A Time for Mitosis

The fallout from the recent Capitol Hill ((a) uprising, (b) insurrection, (c) coup, (d) rebellion, (e) mostly peaceful protest, (f) all of the above) has ignited a movement of national secession – not of political boundaries (yet) but rather electronic and economic ones. The opening salvo was Twitter’s summary ejection of Trump from their platform. Soon after the right-of-center Twitter competitor Parler was drummed out of the Google Play store, the Apple App store, and it’s entire network infrastructure mothballed by Amazon on their AWS network. They were initially blamed for facilitating communication between those invading Capitol Hill however it turns out Facebook and other platforms were instrumental towards those ends – I’m sure it was only an innocent mistake that Parler was singled out for execution. 

Orwell’s fictional ‘thoughtcrime’ is now real. Those opposing the corporate press’s narrative are no longer merely ‘wrong,’ they are ‘deniers’ and as such a threat to ‘safety.’ But the punishment for ‘wrongthink’ comes not from the state, but instead private actors. The corporate media are shameless in their hypocrisy. Private companies may be forced to bake gay wedding cakes or remain closed during a state imposed ‘lockdown’ but simultaneously have every right to refuse service or employment to Trump supporters. The putative rationalization for such behavior is naturally not ‘censorship’ but rather ‘safety.’ It then becomes a trivial matter to justify any actions if the stated goal is safety. This is how their ideological goals are smuggled in – via the rubric of public safety. Had these platforms responded similarly to the widespread and pervasive violence seen last summer (or when left-wing protestors invaded the Wisconsin state capitol building in 2011) then perhaps this behavior might have been viewed as less pretext and more principle. Fortunately Twitter can’t literally imprison us (yet). The only ‘justice’ they can mete out is one of electronic excommunication with all the due process of a drumhead court. 

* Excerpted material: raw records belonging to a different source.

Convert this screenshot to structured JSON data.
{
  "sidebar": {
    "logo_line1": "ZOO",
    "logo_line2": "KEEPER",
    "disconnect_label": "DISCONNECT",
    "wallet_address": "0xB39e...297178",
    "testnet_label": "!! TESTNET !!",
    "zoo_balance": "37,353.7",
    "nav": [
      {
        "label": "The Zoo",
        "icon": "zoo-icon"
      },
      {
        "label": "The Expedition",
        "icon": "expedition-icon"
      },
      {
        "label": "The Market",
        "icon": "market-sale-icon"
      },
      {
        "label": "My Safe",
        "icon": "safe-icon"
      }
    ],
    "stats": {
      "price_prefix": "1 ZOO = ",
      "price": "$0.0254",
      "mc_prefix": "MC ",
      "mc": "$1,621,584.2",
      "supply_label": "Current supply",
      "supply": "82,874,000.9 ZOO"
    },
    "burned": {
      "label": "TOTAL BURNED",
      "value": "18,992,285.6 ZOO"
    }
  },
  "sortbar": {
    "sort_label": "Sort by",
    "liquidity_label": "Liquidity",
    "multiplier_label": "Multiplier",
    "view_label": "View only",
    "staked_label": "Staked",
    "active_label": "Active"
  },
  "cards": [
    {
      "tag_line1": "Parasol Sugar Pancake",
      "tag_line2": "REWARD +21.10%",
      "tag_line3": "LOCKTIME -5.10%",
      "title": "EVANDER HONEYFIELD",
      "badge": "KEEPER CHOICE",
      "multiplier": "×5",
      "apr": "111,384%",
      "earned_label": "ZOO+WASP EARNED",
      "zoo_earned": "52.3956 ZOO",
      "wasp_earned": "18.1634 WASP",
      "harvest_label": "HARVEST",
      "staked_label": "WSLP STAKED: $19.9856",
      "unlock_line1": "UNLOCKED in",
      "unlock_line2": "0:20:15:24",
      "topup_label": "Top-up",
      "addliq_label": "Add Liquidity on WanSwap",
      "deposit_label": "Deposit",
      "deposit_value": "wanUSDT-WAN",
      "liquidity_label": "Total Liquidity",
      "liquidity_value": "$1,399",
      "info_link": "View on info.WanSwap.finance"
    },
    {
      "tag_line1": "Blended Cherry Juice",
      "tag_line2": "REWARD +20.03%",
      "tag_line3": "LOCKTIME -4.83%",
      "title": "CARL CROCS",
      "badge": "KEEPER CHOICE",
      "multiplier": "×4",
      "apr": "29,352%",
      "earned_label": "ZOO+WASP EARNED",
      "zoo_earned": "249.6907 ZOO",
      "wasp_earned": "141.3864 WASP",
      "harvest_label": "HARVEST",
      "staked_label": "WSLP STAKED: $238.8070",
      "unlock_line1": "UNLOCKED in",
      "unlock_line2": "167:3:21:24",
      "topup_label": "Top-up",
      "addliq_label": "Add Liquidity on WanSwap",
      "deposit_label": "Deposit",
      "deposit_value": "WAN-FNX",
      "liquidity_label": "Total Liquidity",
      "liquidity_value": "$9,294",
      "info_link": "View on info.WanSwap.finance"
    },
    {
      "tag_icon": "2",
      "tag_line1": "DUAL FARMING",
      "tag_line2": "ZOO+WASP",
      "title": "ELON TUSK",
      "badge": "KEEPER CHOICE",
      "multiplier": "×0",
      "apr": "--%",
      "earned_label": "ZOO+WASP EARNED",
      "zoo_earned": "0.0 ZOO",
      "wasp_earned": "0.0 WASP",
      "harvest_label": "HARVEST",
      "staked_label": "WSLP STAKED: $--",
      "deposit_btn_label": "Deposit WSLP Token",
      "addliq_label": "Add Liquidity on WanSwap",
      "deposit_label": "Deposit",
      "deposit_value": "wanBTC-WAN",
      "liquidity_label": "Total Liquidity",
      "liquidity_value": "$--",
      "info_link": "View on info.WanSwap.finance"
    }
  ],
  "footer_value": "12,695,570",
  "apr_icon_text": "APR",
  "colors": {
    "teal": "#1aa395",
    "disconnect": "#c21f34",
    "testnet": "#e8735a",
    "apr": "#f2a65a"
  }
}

“The Net interprets censorship as damage and routes around it”.
John Gilmore

Today’s electronic secession differs from the previous one however. In 1861 it was the wife who tried to leave but was beaten into submission by her jealous husband. Today the wife is kicking the husband out of the house; she packed his bags and put them on the front porch. The left has wanted this divorce for years and now they have their excuse. But rather than bemoan this perhaps we should celebrate it. The first step in acknowledging this farce of a “united” states is to recognize there are irreconcilable differences. Yes the divorce will be difficult but achieving anything of value in life is rarely easy. In many ways this fracturing mirrors the biological reality of the world. Cell division follows a pattern of cellular growth to a point whereupon mitosis begins and the cell sets about dividing. Perhaps a country of 350 million is just a tad too big to expect ideological solidarity. Maybe we are more Balkanized than United and just as Yugoslavia split asunder so should we. Such fracturing of groups is a common process. It is the primary reason there exists hundreds of differing Christian denominations. Within every group disagreements will arise and swell to the point of becoming irreconcilable. The groups then go their own separate and peaceful ways. The irony is that these amicable divisions were possible only because the founding fathers had the wisdom to not bind any single denomination to the state. It is now time for a separation of government and state so that many and varied governments may form freely and peacefully and the people may form political unions of their choosing and not one imposed by their neighbor. There is no principled reason to force people into a political union at this point other than pure sentimentality or nostalgia. 

 This electronic ostracism will inspire a renaissance of new technology, new platforms, and new ways of interacting with one another that will render the current ideological and political subjugation impotent. Impossible? Just recall that no one could have predicted the growing irrelevancy of those former gatekeepers of the pre-Internet world (e.g. publishing, music, shopping, news media, entertainment, etc.). It is only when the powerful abuse their position that they lay the seeds of their own demise.